The tech giant surpassed Wall Street’s expectations with its fiscal second-quarter earnings driven by its artificial intelligence business.
The company reported revenues of $69.6 billion for the second quarter of fiscal year 2025 — a 12% increase year over year. Microsoft reported earnings per share of $3.23 and net income of $24.1 billion.
Microsoft was expected to report revenues of $68.9 billion for the quarter ended in December, according to analysts’ estimates compiled by FactSet. Net income was estimated to be $23.3 billion, while earnings per share was expected at $3.11.
Fiscal third-quarter revenue guidance is set between $67.7 billion and $68.7 billion, Microsoft chief financial officer Amy Hood said on the company’s earnings call. Analysts expected $69.8 billion, according to FactSet.
The company’s shares closed down by about 1%. Microsoft’s stock is up by almost 5% so far this year.
“We are innovating across our tech stack and helping customers unlock the full ROI of AI to capture the massive opportunity ahead,” Microsoft chief executive Satya Nadella said in a statement. “Already, our AI business has surpassed an annual revenue run rate of $13 billion, up 175% year-over-year.”
Last week, Microsoft joined a slew of tech companies — including its longstanding partner, OpenAI — on a $500 billion artificial intelligence infrastructure project called Stargate. Microsoft is one of the project’s “key technology partners,” OpenAI said.
The project builds upon Microsoft and OpenAI’s relationship, the startup said, adding that it plans to continue increasing its use of Microsoft’s Azure cloud computing service alongside “additional compute” from Stargate. However, a new agreement with OpenAI “includes changes to the exclusivity on new capacity,” Microsoft said and will follow a model where the tech giant has the right of first refusal.

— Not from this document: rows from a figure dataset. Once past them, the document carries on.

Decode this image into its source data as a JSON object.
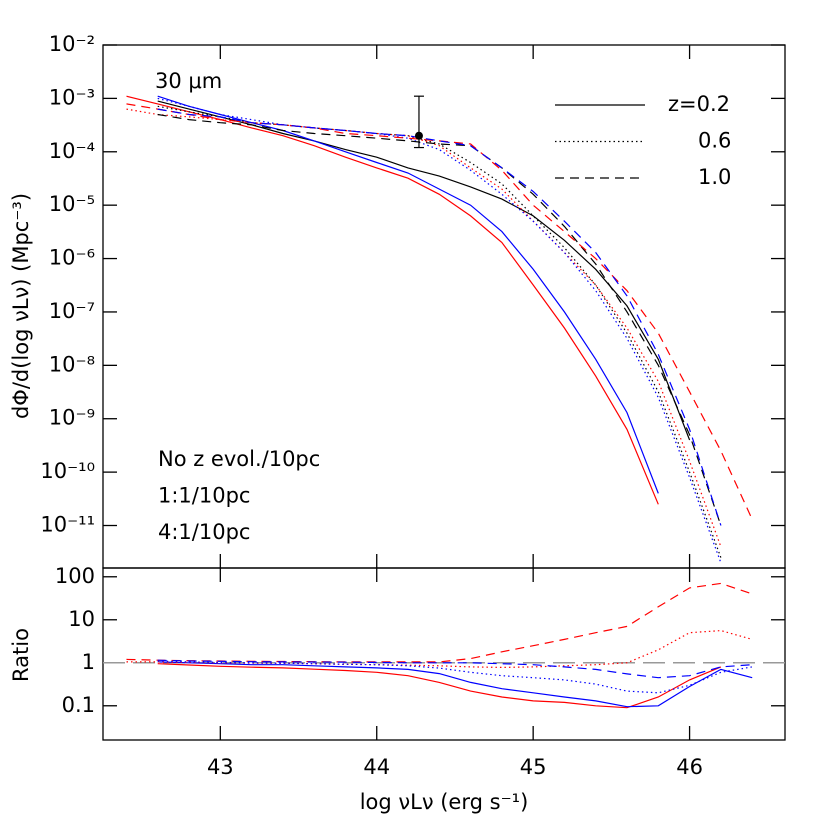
{
  "chart_data": [
    {
      "type": "line",
      "annotation": "30 μm",
      "ylabel": "dΦ/d(log νLν) (Mpc⁻³)",
      "xlim": [
        42.25,
        46.61
      ],
      "xticks": [
        43,
        44,
        45,
        46
      ],
      "ylog": true,
      "ylim": [
        1.6e-12,
        0.01
      ],
      "yticks": [
        {
          "value": 0.01,
          "label": "10⁻²"
        },
        {
          "value": 0.001,
          "label": "10⁻³"
        },
        {
          "value": 0.0001,
          "label": "10⁻⁴"
        },
        {
          "value": 1e-05,
          "label": "10⁻⁵"
        },
        {
          "value": 1e-06,
          "label": "10⁻⁶"
        },
        {
          "value": 1e-07,
          "label": "10⁻⁷"
        },
        {
          "value": 1e-08,
          "label": "10⁻⁸"
        },
        {
          "value": 1e-09,
          "label": "10⁻⁹"
        },
        {
          "value": 1e-10,
          "label": "10⁻¹⁰"
        },
        {
          "value": 1e-11,
          "label": "10⁻¹¹"
        }
      ],
      "legend": [
        {
          "label": "z=0.2",
          "dash": "solid"
        },
        {
          "label": "0.6",
          "dash": "dotted"
        },
        {
          "label": "1.0",
          "dash": "dashed"
        }
      ],
      "labels": [
        {
          "text": "No z evol./10pc",
          "color": "#000000"
        },
        {
          "text": "1:1/10pc",
          "color": "#ff0000"
        },
        {
          "text": "4:1/10pc",
          "color": "#0000ff"
        }
      ],
      "point": {
        "x": 44.27,
        "y": 0.0002,
        "ylow": 0.00012,
        "yhigh": 0.0011,
        "color": "#000000"
      },
      "x": [
        42.4,
        42.6,
        42.8,
        43.0,
        43.2,
        43.4,
        43.6,
        43.8,
        44.0,
        44.2,
        44.4,
        44.6,
        44.8,
        45.0,
        45.2,
        45.4,
        45.6,
        45.8,
        46.0,
        46.2,
        46.4
      ],
      "series": [
        {
          "color": "#000000",
          "dash": "solid",
          "values": [
            null,
            0.00089,
            0.00063,
            0.00045,
            0.00032,
            0.00022,
            0.00016,
            0.00011,
            7.9e-05,
            5e-05,
            3.5e-05,
            2.2e-05,
            1.3e-05,
            6.3e-06,
            2.2e-06,
            6.3e-07,
            1.3e-07,
            1.3e-08,
            4e-10,
            null,
            null
          ]
        },
        {
          "color": "#ff0000",
          "dash": "solid",
          "values": [
            0.0011,
            0.00079,
            0.00056,
            0.0004,
            0.00028,
            0.0002,
            0.00013,
            7.9e-05,
            5e-05,
            3.2e-05,
            1.6e-05,
            6.3e-06,
            2e-06,
            3.2e-07,
            5e-08,
            6.3e-09,
            6.3e-10,
            2.5e-11,
            null,
            null,
            null
          ]
        },
        {
          "color": "#0000ff",
          "dash": "solid",
          "values": [
            null,
            0.0011,
            0.00071,
            0.0005,
            0.00035,
            0.00025,
            0.00016,
            0.0001,
            6.3e-05,
            4e-05,
            2e-05,
            1e-05,
            3.2e-06,
            6.3e-07,
            1e-07,
            1.3e-08,
            1.3e-09,
            4e-11,
            null,
            null,
            null
          ]
        },
        {
          "color": "#000000",
          "dash": "dotted",
          "values": [
            null,
            0.00071,
            0.00056,
            0.00045,
            0.00035,
            0.00032,
            0.00028,
            0.00025,
            0.00022,
            0.0002,
            0.00014,
            6.3e-05,
            2.5e-05,
            6.3e-06,
            1.6e-06,
            3.2e-07,
            4e-08,
            3.2e-09,
            1e-10,
            2.5e-12,
            null
          ]
        },
        {
          "color": "#ff0000",
          "dash": "dotted",
          "values": [
            0.00063,
            0.0005,
            0.00045,
            0.0004,
            0.00035,
            0.00032,
            0.00028,
            0.00025,
            0.00022,
            0.0002,
            0.00013,
            5e-05,
            2e-05,
            5e-06,
            1.3e-06,
            3.2e-07,
            5e-08,
            5e-09,
            1.6e-10,
            4e-12,
            null
          ]
        },
        {
          "color": "#0000ff",
          "dash": "dotted",
          "values": [
            null,
            0.001,
            0.00071,
            0.0005,
            0.0004,
            0.00032,
            0.00028,
            0.00025,
            0.00022,
            0.00018,
            0.00011,
            4.5e-05,
            1.6e-05,
            5e-06,
            1.3e-06,
            2.5e-07,
            3.2e-08,
            2.5e-09,
            7.9e-11,
            2e-12,
            null
          ]
        },
        {
          "color": "#000000",
          "dash": "dashed",
          "values": [
            null,
            0.0005,
            0.0004,
            0.00035,
            0.00032,
            0.00025,
            0.00022,
            0.0002,
            0.00018,
            0.00016,
            0.00014,
            0.00013,
            5e-05,
            1.6e-05,
            4e-06,
            7.9e-07,
            1e-07,
            1e-08,
            5e-10,
            1e-11,
            null
          ]
        },
        {
          "color": "#ff0000",
          "dash": "dashed",
          "values": [
            0.00079,
            0.00063,
            0.0005,
            0.0004,
            0.00035,
            0.00032,
            0.00028,
            0.00022,
            0.0002,
            0.00018,
            0.00016,
            0.00014,
            4.5e-05,
            1e-05,
            3.2e-06,
            1e-06,
            2.5e-07,
            4e-08,
            3.2e-09,
            2.5e-10,
            1.3e-11
          ]
        },
        {
          "color": "#0000ff",
          "dash": "dashed",
          "values": [
            null,
            0.00063,
            0.0005,
            0.00045,
            0.00035,
            0.00032,
            0.00028,
            0.00025,
            0.00022,
            0.0002,
            0.00016,
            0.00013,
            5e-05,
            1.8e-05,
            5e-06,
            1.3e-06,
            2e-07,
            1.6e-08,
            6.3e-10,
            1e-11,
            null
          ]
        }
      ]
    },
    {
      "type": "line",
      "xlabel": "log νLν (erg s⁻¹)",
      "ylabel": "Ratio",
      "xlim": [
        42.25,
        46.61
      ],
      "xticks": [
        43,
        44,
        45,
        46
      ],
      "ylog": true,
      "ylim": [
        0.016,
        160
      ],
      "yticks": [
        100,
        10,
        1,
        0.1
      ],
      "reference": {
        "value": 1,
        "color": "#999999",
        "dash": "longdash"
      },
      "x": [
        42.4,
        42.6,
        42.8,
        43.0,
        43.2,
        43.4,
        43.6,
        43.8,
        44.0,
        44.2,
        44.4,
        44.6,
        44.8,
        45.0,
        45.2,
        45.4,
        45.6,
        45.8,
        46.0,
        46.2,
        46.4
      ],
      "series": [
        {
          "color": "#ff0000",
          "dash": "solid",
          "values": [
            null,
            0.95,
            0.89,
            0.83,
            0.79,
            0.76,
            0.71,
            0.66,
            0.6,
            0.5,
            0.35,
            0.22,
            0.16,
            0.13,
            0.12,
            0.1,
            0.09,
            0.16,
            0.4,
            0.8,
            null
          ]
        },
        {
          "color": "#0000ff",
          "dash": "solid",
          "values": [
            null,
            1.05,
            1.0,
            0.95,
            0.9,
            0.9,
            0.85,
            0.8,
            0.76,
            0.7,
            0.56,
            0.35,
            0.25,
            0.2,
            0.16,
            0.13,
            0.095,
            0.1,
            0.28,
            0.7,
            0.45
          ]
        },
        {
          "color": "#ff0000",
          "dash": "dotted",
          "values": [
            1.05,
            1.05,
            1.02,
            1.0,
            0.98,
            0.97,
            0.95,
            0.92,
            0.9,
            0.88,
            0.85,
            0.8,
            0.78,
            0.8,
            0.85,
            0.9,
            1.0,
            2.0,
            5.0,
            5.6,
            3.5
          ]
        },
        {
          "color": "#0000ff",
          "dash": "dotted",
          "values": [
            null,
            1.1,
            1.05,
            1.02,
            1.0,
            0.98,
            0.95,
            0.92,
            0.9,
            0.85,
            0.75,
            0.6,
            0.5,
            0.45,
            0.4,
            0.32,
            0.22,
            0.2,
            0.3,
            0.6,
            0.8
          ]
        },
        {
          "color": "#ff0000",
          "dash": "dashed",
          "values": [
            1.2,
            1.15,
            1.12,
            1.1,
            1.08,
            1.07,
            1.06,
            1.05,
            1.05,
            1.05,
            1.05,
            1.25,
            1.8,
            2.5,
            3.5,
            5.0,
            7.0,
            20,
            55,
            70,
            40
          ]
        },
        {
          "color": "#0000ff",
          "dash": "dashed",
          "values": [
            null,
            1.15,
            1.1,
            1.08,
            1.06,
            1.05,
            1.04,
            1.03,
            1.02,
            1.0,
            1.0,
            1.0,
            0.95,
            0.9,
            0.8,
            0.7,
            0.55,
            0.45,
            0.5,
            0.8,
            0.9
          ]
        }
      ]
    }
  ]
}
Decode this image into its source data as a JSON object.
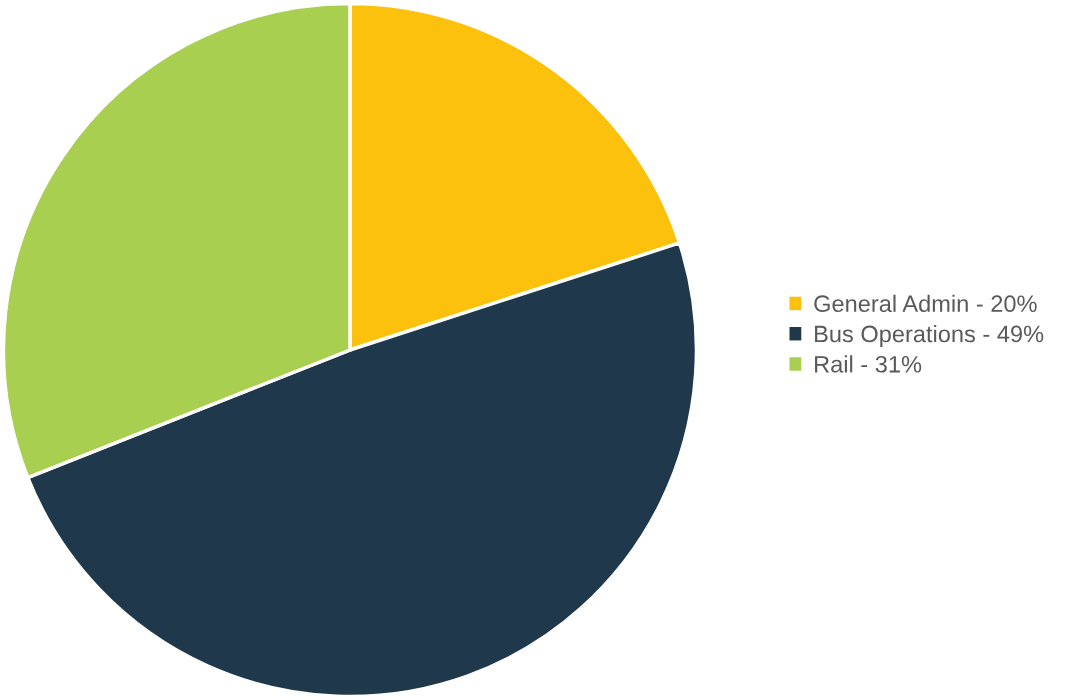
{
  "chart_data": {
    "type": "pie",
    "categories": [
      "General Admin - 20%",
      "Bus Operations - 49%",
      "Rail - 31%"
    ],
    "values": [
      20,
      49,
      31
    ],
    "colors": [
      "#fcc10c",
      "#1f384c",
      "#a8cf4f"
    ],
    "legend": "right"
  }
}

“To further support OpenAI, Microsoft has approved OpenAI’s ability to build additional capacity, primarily for research and training of models,” the company said.
Meanwhile, Microsoft and OpenAI are looking into whether a group associated with the Chinese AI startup DeepSeek obtained data output from OpenAI’s AI models in violation of the startup’s terms of service, Bloomberg reported, citing unnamed people familiar with the matter. Microsoft’s security team reportedly noticed unusual activity of individuals accessing large amounts of data through OpenAI’s application programming interface, or API, last fall.